Hi folks.
I have some vintage PowerBooks lying around, one of which I believe is a 190e, with the old 68K processor and thus won't run an OS later than 8.1. Others are running OS 9.1 or 9.2.2.
I think it would be nifty to fire these puppies up even if only as Telnet clients in my Cisco study lab (I'm studying for CCNP), and I'm wondering about their networking abilities. I've got some old PCMCIA cards lying around (of especial curiosity is the Olicom OC-3221 token ring card, whose eBay seller claimed Mac compatibility except I thought only Madge made PCMCIA token-ring cards for the Mac. The card works fine in my Toshiba Tecra 8000 running Win2000 and I didn't have to load any drivers for that), so the challenge is going to be loading drivers onto the PowerBooks if that's what I have to do. I haven't found a floppy drive for any of them (the 1400c does seem to have a HDI-30 type SCSI connector, but I don't know of a Mac-compatible external floppy drive that'll connect like that).
The 1400c has an IR port as well (I don't recall if the 190e does). I've never used IR ports on anything.
So, what I'm axing here is,
1. Do I need special file transfer software like a TFTP server in order to accomplish file xfers to my OS8 and OS9 machines, or do those OSes have file transfer abilities built into them?

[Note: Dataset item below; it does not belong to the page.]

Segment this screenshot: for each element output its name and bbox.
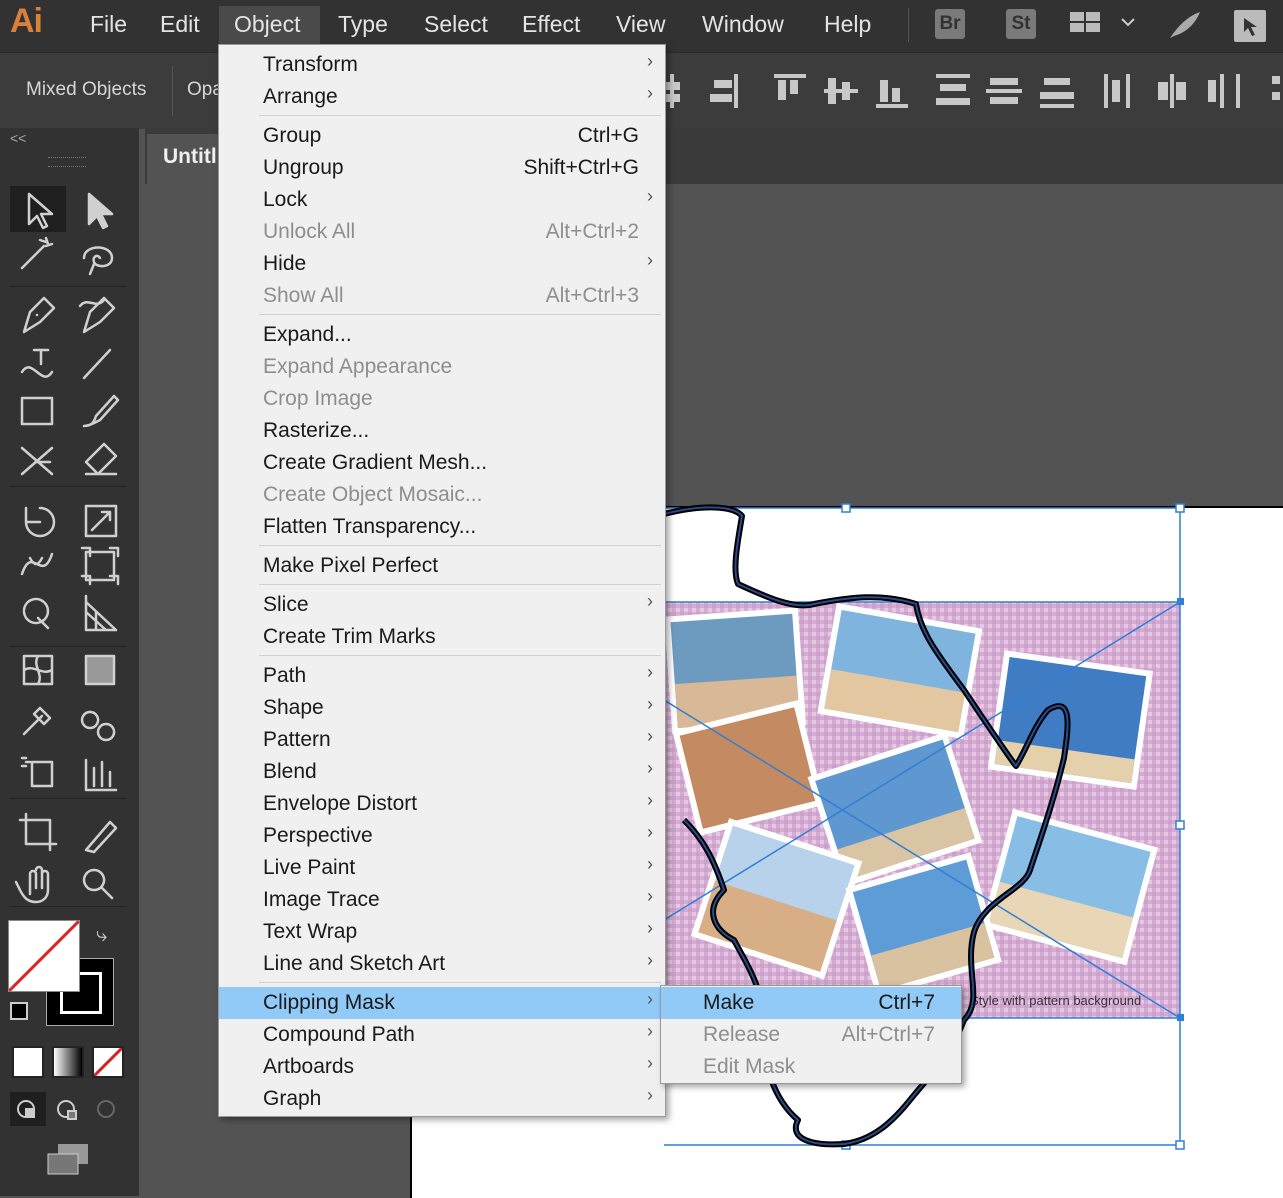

2. If they don't, and I need to xfer the files manually, and the machines don't have CD-ROM drives and might not even have floppy drives...well that sounds like game over, doesn't it? Or am I mising something (BESIDES buying a blamed floopy drive), like
3. PCMCIA cards that are known to work on either machine without drivers? Either Ethernet or token-ring will work; my home lab has implementations of both.
4. At a point in time when all the needed software is somehow present on the machine(s) in question, can we do a file transfer over the IR port? That would be sooooo cool.
Thanks for whatever light y'all can shed.